We have Vermeer 605K bauler....problem started when we tied a baul to early (about a 1 1/2....book says tie nothing less than a 3, read this after the fact), now we can baul about 3-4 bales with no problem, then the string arms will not retract, they stay and tie the bale in the middle!!

Any help will be GREATLY APPRECIATED....


----------



## Nitram (Apr 2, 2011)

Hydraulic or electric motor? Have you adjusted any bolts on the arm pivoting points?


----------



## jhen8390 (Jun 17, 2013)

the only thing we've done to the arms in oil them up real good.
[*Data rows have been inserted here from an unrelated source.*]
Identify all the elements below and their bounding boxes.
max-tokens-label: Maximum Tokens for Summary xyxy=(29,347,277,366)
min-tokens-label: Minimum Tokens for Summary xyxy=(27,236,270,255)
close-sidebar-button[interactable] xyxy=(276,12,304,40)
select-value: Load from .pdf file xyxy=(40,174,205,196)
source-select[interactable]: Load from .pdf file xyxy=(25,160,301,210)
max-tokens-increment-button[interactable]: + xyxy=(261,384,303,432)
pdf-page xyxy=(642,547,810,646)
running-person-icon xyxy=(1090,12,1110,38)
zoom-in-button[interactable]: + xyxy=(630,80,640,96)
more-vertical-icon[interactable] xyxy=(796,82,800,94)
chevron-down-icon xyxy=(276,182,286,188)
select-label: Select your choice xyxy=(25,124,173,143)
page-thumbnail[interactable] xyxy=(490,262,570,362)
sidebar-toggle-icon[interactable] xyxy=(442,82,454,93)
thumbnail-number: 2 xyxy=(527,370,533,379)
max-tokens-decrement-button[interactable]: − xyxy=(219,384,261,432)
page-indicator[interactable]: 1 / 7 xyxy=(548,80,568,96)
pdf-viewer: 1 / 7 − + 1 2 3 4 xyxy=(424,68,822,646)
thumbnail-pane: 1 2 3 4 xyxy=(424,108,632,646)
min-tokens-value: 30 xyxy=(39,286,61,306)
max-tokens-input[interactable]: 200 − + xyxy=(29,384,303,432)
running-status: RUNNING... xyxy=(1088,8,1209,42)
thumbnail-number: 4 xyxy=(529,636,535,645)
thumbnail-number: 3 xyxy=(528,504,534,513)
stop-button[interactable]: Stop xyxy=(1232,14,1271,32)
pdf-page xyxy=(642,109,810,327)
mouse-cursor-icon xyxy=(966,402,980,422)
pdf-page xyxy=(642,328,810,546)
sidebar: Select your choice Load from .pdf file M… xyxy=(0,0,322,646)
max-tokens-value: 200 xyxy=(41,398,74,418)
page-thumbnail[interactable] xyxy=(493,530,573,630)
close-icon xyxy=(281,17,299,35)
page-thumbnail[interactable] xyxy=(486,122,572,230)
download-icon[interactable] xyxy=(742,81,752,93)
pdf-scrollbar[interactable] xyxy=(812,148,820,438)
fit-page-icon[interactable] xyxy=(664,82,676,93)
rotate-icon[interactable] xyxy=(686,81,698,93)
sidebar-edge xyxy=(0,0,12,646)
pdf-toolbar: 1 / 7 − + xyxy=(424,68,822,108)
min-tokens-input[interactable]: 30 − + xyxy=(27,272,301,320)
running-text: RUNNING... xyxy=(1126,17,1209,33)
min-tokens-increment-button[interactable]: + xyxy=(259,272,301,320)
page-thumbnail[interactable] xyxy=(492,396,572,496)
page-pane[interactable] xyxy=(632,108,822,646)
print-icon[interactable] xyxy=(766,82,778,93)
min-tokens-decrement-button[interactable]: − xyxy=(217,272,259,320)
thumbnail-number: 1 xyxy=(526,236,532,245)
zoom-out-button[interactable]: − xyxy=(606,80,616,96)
Vermeer dealer suggested that. The hydraulic or electric motor...could we have messed it up by tying the bale to early?

Thanks!


----------



## swmnhay (Jun 13, 2008)

Push twine start with no hay in it and watch it and see if it is catching on something or something is binding.

It shouldn't really matter if u tied a 1' bale.


----------



## Nitram (Apr 2, 2011)

No the way to mess the tying I found was to leave pick up in the up position and thenstart it. The arms got bound in reversed position. Also if bolts at pivot point are tightened. On super J there is nut on it to keep bolt in position and joint loose. Clear as mud?


----------



## hayman1086 (Sep 16, 2012)

Sounds like the electric actuator is bottoming out and wont retract. We have had to install an external stop to correct this problem in the L and XL series balers with the accu-bale system. Im not sure about the K series but i think the actuators are same. The external stop slides over the shaft of the actuator and attaches to the barrel with a set screw. You can order one from Vermeer or maybe use three flat washers to make a stop to get by with.


----------